I had left camp in the dark and traveled quickly to my stand. I like to be on the stand as it gets light. This way I get settled in and can enjoy the sounds of the swamp as the morning breaks and the critters wake up. Dom on the other hand will not step foot in the swamp, until it is light enough that he can see every foot step. The man does not like snakes. So, as the morning starts to get light, I can hear Dom crossing the standing water in the prairie. He is going slow and is trying to be quiet, but on a quiet morning like this, a man can not move quietly in the swamp. My stand is very tall, about 20 feet in the air. At that height I can see very far, but Dom is just out of sight. I soon hear Dom arrive at his stand and climb up on it. We are settled in and the swamp noises return and everything seems natural again.

As the morning passes, I see a young golden colored raccoon feeding along a game trail. One of the things I like about my tall tree stand is that critters never notice me, even when they pass directly under me. I watch this raccoon feeding here and there, reaching the bottom of the water, trying to feel a crayfish or other morsel to eat. Before I know it an hour or so has passed. I open my pack and take coffee out. There is nothing better then a hot cup of coffee, while sitting listening to nature on a pleasant morning. My mood has become about as complacent as can be. After pouring a second full cup of hot coffee, I notice movement almost directly below my stand. Its a broken horn buck, half a six pointer, because the three points on one horn is not matched by the missing horn on the other side. Its moving slowly south. I put my coffee down and raise my rifle, the scope reconfirming that it is a buck. As I watch it slowly walk further away, I realize it is taking the game trail that passes Dom's stand.

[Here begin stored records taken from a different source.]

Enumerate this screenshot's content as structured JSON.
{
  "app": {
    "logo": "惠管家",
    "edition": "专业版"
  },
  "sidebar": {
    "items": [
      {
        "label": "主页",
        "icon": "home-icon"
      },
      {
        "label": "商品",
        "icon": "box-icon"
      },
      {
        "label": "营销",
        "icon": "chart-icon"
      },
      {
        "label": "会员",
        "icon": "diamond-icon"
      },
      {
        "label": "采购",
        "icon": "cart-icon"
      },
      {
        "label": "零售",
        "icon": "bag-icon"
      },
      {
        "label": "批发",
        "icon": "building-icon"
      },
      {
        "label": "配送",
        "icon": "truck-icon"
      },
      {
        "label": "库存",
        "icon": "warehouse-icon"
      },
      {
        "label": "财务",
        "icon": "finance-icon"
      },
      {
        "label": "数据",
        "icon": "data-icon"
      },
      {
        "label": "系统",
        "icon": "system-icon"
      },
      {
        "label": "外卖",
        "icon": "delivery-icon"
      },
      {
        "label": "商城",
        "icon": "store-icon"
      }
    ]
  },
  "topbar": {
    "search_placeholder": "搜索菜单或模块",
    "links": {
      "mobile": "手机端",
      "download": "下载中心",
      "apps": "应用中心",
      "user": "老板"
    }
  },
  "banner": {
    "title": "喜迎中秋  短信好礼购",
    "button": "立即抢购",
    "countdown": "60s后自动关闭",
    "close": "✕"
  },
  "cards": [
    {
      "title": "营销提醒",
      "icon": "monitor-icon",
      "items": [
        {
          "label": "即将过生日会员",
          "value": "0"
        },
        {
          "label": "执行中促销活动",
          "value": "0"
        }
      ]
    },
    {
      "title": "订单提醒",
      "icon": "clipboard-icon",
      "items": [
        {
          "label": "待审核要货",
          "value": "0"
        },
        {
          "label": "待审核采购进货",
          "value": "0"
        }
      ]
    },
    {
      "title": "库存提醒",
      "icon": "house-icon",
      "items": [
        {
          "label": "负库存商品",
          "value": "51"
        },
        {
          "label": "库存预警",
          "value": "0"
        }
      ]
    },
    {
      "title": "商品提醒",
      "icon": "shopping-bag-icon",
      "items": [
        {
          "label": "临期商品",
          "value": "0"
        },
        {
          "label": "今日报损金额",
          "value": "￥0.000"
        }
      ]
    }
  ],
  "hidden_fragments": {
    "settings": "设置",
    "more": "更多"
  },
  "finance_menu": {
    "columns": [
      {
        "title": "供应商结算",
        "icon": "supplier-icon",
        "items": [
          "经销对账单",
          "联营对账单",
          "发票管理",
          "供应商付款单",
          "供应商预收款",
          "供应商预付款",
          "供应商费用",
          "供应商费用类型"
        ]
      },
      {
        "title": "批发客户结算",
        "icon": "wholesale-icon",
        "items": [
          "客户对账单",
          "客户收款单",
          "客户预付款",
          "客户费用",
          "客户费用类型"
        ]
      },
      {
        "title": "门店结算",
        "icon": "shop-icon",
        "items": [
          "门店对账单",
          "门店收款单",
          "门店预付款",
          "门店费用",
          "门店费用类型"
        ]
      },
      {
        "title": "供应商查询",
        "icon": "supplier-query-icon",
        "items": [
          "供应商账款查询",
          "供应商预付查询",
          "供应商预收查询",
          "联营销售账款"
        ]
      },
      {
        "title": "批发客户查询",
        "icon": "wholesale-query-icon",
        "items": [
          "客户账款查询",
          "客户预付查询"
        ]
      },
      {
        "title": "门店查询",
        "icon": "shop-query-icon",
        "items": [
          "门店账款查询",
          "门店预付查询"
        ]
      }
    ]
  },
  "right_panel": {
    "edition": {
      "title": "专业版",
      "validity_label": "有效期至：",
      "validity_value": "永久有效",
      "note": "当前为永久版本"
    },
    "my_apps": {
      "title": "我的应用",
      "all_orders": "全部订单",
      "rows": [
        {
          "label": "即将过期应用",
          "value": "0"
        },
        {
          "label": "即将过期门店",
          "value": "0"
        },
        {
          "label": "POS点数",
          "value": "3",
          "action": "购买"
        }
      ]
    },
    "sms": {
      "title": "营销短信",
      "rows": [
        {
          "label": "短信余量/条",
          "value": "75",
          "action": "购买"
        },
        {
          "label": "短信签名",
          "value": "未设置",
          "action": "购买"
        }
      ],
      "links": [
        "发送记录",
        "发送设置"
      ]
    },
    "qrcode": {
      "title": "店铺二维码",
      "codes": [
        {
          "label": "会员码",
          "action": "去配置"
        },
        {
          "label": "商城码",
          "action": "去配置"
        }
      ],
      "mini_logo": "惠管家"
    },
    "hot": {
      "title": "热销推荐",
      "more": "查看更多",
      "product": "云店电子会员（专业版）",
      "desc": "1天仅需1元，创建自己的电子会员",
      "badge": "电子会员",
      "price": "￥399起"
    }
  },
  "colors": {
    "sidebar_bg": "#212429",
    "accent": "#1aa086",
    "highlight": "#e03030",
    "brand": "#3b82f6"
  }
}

I have taken my share of game over the years, and in the mood I am in, I start to think, how many more deer will an eighty year old man have the opportunity to get. So I watch, I am shooting a rifle with a scope that will drop a deer at 200 hundred yards. So I wait, if the deer turns right or left, away from Dom, he is mine. If he continues down the game trail, I hope that Dom is awake, because it will be his. The deer continues down the game trail and passes from my sight in the thick stuff. It has taken at least 10 minutes to get to that point, I'm sure it will go by Dom. I lower my rifle, and wait for the sound of a shot. 5 minutes, now 10 minutes, just as I think that Dom must have been napping, I hear the crack of his rifle. I listen for the deer running in the water, if it is wounded, I am going to finish it quickly, if I can. I hear nothing but silence.

The smile on my face, soon is replaced by the realization, that Dom's son Tony, is hunting miles away and Dom is going to need help bring his deer to camp. So I set my rifle on the seat and climb down. It takes me less then 5 minutes  to walk over to Dom. He is standing in the swamp, about 70 yards from his stand. His deer lying in the water. Dom is puzzled and a little worried. The deer has no antlers, His eye sight is good and he can't believe he can hit a deer in the neck at 70 yards with open sights and now it doesn't have antlers. Of course, having already seen the deer, I know that the antler is nearby, under the water, having broken off when the deer fell. I reach around until I find the antler and hand it to Dom. He is excited and he tells me how he saw the deer, how he took the shot and how the deer dropped instantly, not even kicking. His joy is greater then mine would have been and I know I have done a good thing. But, now my work begins. I tell him I will walk to camp and get a buggy to fetch the deer. Soon I am back, I gather our gear and take him and his deer back to camp. I process the animal and soon enough, it is in the cooler, to become a meal.

My smile comes back and all the work is forgotten, when I see Tony arrive, his father is waving the antler back and forth, as he animatedly describes his hunt. I can see that Dom's success has put a little more spring in his step and a little more life in his heart.  I get more satisfaction from that, then being successful myself.